Hoy vamos a viajar al pasado, a esos días de bocatas de chorizo, nocilla, olor a gimnasio y carpetas forradas con fotos de tus ídolos.
¿Listo?
Estábamos en 5º de primaria cuando se me ocurrió la idea: una tienda de golosinas en el colegio. No porque fuera un genio, sino porque el kiosko más cercano estaba a 10 minutos andando y, sinceramente, nadie quería desperdiciar el recreo caminando.
El plan
Compraba bolsas gigantes de chuches al distribuidor de la furgoneta (Distribuciones Carballo se llamaba).
Calculadora en mano (mentira, hacía los cálculos a ojo), las dividía en bolsitas más pequeñas, les ponía un precio atractivo y las llevaba al cole.
Mi mochila no solo llevaba libros y el bocata de rigor, también llevaba una microeconomía entera.
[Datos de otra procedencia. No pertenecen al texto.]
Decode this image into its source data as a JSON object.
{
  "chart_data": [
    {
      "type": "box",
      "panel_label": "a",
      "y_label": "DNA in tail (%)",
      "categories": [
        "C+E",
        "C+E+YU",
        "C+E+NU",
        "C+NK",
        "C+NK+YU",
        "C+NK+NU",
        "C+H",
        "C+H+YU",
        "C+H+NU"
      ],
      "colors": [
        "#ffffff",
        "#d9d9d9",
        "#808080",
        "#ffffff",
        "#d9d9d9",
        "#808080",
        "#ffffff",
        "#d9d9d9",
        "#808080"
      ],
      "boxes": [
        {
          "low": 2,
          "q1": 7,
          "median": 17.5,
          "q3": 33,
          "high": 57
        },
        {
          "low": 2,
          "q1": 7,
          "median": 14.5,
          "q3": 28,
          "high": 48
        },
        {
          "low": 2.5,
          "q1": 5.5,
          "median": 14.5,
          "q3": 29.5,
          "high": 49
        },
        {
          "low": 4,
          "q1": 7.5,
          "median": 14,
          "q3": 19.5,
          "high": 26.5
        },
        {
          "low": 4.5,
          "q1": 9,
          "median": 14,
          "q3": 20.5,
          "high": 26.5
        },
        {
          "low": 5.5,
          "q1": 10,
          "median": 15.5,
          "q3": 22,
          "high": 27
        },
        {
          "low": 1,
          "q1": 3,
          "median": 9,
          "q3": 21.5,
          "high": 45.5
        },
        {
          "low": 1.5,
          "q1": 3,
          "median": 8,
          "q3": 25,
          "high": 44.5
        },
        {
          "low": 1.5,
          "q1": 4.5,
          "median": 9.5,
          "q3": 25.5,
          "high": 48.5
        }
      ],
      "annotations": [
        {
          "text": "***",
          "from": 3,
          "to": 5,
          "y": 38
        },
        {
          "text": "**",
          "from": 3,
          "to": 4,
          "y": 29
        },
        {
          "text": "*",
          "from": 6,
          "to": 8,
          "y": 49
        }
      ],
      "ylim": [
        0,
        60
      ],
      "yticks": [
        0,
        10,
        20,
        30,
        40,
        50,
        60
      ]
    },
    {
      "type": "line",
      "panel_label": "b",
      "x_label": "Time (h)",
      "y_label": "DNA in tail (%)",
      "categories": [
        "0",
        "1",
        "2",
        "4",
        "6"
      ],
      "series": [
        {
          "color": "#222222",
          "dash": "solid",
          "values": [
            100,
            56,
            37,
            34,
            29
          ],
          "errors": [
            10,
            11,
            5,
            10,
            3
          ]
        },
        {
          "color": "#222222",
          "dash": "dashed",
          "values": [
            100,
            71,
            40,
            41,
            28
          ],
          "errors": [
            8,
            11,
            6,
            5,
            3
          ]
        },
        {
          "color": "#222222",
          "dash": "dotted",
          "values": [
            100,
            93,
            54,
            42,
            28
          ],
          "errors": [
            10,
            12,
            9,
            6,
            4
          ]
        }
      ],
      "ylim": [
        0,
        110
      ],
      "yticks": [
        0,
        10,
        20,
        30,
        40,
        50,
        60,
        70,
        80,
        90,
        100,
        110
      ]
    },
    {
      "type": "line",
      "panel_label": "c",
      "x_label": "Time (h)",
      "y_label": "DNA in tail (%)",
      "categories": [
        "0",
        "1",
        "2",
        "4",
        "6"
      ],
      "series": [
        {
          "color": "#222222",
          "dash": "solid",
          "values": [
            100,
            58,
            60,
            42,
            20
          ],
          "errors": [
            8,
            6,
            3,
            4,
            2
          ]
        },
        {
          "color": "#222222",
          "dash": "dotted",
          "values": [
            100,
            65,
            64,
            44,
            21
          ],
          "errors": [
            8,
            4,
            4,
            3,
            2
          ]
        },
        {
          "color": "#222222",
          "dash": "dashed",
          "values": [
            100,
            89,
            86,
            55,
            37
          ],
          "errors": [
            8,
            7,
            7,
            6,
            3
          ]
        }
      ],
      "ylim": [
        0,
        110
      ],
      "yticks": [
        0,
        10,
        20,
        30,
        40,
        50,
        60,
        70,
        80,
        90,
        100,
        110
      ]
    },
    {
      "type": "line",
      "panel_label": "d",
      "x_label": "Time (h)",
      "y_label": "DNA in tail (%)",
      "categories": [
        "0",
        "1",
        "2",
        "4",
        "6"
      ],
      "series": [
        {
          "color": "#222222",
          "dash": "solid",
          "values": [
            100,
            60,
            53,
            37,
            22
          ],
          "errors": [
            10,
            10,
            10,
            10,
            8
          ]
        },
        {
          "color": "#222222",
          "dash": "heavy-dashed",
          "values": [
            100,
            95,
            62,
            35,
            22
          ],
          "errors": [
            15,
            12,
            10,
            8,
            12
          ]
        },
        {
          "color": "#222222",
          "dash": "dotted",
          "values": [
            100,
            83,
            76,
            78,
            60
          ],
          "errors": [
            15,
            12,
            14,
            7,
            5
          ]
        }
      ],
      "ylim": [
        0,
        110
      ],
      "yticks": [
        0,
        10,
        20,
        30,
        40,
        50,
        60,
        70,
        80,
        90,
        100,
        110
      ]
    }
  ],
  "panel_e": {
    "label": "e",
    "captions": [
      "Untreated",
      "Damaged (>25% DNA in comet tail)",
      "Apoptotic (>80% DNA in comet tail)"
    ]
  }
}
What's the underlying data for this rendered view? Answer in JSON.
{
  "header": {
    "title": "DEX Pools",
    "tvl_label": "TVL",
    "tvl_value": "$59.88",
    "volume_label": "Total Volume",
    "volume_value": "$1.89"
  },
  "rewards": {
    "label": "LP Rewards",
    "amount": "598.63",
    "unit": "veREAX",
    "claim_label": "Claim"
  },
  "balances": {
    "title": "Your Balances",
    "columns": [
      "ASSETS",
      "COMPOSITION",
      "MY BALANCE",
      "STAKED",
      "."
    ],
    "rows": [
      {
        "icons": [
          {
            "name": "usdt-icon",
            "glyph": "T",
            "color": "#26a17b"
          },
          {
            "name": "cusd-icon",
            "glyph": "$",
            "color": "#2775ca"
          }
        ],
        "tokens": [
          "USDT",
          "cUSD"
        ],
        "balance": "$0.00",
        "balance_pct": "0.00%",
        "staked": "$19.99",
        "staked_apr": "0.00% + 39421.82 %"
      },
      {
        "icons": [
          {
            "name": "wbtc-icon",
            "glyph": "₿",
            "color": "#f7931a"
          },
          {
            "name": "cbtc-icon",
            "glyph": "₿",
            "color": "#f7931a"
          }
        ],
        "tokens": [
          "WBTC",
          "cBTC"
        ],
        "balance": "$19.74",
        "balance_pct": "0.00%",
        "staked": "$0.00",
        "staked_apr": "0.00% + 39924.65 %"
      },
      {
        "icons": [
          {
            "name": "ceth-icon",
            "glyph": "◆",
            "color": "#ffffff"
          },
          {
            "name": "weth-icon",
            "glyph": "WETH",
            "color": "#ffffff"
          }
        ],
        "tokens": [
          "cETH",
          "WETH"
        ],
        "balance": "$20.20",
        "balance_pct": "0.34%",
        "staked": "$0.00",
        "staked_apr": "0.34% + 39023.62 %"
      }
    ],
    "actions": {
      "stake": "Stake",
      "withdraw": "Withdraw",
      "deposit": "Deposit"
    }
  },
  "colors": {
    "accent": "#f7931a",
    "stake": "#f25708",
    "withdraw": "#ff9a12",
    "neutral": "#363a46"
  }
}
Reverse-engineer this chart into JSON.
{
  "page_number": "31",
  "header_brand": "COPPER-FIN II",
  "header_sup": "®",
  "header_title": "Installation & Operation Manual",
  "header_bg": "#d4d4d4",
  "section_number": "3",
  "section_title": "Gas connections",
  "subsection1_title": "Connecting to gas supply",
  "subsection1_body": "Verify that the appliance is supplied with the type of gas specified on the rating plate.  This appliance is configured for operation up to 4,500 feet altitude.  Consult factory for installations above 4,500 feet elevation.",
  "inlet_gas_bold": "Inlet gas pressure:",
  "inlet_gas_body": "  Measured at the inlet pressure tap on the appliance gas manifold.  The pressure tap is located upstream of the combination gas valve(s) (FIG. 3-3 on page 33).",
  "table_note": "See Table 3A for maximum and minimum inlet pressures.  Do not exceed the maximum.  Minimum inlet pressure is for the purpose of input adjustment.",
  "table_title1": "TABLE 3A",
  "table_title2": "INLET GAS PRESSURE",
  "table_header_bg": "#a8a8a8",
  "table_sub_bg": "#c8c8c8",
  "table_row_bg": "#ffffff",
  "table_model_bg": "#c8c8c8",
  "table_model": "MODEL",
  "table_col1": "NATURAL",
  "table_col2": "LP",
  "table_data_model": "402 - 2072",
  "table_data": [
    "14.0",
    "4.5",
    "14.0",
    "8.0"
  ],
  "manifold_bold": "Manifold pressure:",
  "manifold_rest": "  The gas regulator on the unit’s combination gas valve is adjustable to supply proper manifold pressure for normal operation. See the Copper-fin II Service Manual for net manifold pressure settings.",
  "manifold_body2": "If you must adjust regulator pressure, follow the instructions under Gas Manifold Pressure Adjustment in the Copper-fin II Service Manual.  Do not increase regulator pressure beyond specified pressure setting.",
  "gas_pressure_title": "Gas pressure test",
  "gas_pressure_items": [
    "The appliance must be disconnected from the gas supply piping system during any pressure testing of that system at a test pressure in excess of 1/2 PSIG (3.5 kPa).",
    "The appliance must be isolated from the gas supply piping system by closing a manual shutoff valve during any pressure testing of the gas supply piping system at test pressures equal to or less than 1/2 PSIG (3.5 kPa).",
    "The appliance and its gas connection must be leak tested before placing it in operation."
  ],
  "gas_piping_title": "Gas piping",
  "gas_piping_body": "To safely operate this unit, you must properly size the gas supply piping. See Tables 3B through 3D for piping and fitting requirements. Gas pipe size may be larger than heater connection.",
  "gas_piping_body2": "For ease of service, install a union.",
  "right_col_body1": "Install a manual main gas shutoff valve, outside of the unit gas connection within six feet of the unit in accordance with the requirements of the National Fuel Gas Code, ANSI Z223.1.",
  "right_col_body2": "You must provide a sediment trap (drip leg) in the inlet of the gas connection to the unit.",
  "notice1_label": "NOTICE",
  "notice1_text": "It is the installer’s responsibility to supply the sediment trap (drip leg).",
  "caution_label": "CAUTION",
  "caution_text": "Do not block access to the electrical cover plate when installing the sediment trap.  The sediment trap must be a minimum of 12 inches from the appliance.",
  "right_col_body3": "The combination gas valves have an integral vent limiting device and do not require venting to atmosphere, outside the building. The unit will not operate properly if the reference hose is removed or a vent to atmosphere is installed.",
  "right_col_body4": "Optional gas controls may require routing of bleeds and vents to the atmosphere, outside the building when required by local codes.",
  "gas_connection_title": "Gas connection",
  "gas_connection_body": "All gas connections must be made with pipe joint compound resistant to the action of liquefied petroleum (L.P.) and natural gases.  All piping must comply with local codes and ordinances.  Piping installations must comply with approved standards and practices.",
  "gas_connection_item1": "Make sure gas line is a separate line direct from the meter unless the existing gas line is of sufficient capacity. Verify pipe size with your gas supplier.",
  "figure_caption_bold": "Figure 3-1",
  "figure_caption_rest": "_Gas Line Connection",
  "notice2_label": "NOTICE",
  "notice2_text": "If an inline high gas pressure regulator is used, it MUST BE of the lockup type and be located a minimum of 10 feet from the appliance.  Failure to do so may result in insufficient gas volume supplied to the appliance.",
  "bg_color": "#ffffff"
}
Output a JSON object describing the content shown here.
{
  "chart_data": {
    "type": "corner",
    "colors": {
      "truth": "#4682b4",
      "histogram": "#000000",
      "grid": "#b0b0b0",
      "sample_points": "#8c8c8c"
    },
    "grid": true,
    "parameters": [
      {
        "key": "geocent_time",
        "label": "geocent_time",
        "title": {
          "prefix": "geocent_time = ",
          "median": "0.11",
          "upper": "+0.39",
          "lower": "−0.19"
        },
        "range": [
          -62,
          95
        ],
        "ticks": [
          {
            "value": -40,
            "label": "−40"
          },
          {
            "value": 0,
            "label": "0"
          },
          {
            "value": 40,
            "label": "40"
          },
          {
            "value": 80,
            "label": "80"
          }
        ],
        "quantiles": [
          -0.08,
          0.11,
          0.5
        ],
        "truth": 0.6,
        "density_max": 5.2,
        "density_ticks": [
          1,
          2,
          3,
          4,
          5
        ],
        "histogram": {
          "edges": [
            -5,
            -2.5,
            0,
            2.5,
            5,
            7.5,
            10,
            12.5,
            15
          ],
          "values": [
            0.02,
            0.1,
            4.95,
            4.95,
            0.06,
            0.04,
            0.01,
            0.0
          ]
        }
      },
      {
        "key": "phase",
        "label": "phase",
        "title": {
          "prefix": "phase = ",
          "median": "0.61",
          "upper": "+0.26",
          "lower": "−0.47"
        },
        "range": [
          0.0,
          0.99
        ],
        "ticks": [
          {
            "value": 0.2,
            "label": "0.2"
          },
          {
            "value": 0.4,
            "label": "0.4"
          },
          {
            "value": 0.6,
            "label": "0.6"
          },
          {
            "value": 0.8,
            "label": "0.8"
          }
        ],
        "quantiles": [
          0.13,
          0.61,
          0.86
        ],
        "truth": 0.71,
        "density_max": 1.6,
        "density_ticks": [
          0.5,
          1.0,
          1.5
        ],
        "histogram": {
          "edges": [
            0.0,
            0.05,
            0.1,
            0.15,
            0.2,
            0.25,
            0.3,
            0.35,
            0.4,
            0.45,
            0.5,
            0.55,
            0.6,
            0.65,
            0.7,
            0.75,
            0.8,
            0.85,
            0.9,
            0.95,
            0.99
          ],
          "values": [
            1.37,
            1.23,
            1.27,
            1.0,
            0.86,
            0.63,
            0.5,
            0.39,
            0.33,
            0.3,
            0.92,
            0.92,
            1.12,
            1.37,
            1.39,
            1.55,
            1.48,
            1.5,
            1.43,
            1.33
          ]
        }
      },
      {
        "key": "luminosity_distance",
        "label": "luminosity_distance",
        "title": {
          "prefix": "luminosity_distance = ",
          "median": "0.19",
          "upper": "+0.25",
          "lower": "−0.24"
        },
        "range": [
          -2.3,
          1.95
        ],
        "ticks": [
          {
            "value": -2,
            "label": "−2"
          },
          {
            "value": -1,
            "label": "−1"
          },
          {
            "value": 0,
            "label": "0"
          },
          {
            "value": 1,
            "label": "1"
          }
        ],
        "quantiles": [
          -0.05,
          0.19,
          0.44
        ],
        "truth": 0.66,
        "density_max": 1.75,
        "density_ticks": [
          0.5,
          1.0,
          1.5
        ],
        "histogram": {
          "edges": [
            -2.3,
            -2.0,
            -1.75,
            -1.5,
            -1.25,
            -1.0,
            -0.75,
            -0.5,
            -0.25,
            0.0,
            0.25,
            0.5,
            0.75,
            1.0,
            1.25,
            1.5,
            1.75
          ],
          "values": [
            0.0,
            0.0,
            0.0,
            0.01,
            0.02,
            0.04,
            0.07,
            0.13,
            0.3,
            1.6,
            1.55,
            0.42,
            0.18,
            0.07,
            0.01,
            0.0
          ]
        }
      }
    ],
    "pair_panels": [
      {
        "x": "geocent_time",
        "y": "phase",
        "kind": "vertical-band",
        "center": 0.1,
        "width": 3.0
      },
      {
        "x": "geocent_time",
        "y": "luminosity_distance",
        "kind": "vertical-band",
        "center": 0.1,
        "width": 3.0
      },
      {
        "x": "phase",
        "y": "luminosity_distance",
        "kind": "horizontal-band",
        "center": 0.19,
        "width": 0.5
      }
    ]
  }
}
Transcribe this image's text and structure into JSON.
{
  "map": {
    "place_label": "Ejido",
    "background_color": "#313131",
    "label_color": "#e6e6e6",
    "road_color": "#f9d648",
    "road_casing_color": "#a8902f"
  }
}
Mis compañeros tenían gominolas; yo tenía beneficios.
La competencia
Como en todo buen negocio, no tardaron en aparecer los imitadores.
El Rubio empezó a vender chocolatinas. Delfín, patatas fritas. Incluso hubo uno que intentó colar cromos repetidos como “valor añadido”.
Lela, la señora de la tienda de la esquina también me riñó por andar jugando a los empresarios y a joderle el negocio. Y tenía bastante razón.
Purita, la mujer de la otra tienda era menos batalladora con la competencia y no me dijo nada. Menos mal.
Pero la diferencia estaba en el servicio: yo sabía lo que querían. Mis chuches eran más frescas, mi oferta más variada, y si me comprabas 3 gominolas, te regalaba una.
Marketing básico, pero efectivo.
El imperio cae
Todo iba de maravilla hasta que, como en toda historia de éxito, llegó el villano. En este caso, la dirección del colegio.
Un día, el padre Camilo me pilló in fraganti contando monedas en el recreo.
Me llevó al despacho del director, donde me dieron un sermón sobre cómo las chuches “distraían” de los estudios.
Conclusión: mi negocio fue cerrado por causas ajenas a mi voluntad.
¿Y qué aprendí?
Que emprender no es algo que «se nace». Es algo que surge cuando ves una necesidad y decides resolverla. No hace falta ser un visionario; solo estar atento a lo que te rodea y, sobre todo, tener ganas de intentarlo.
Y sí, puede que al principio te equivoques. Pero, ¿sabes qué? Cada error que cometes es un paso más cerca de acertar.
La reflexión
¿Se hace o se nace emprendedor? Probablemente ambas cosas. Lo importante no es el ADN, sino las ganas de buscar soluciones donde otros solo ven problemas.
Así que, si estás dudando entre hacer o no hacer algo, hazlo. Aunque te cierren el chiringuito, la experiencia siempre merece la pena.
Nos vemos en el recreo,
Un saludo,
P.D.: ¿Sabes qué es lo mejor de emprender? Que hasta cuando pierdes, ganas.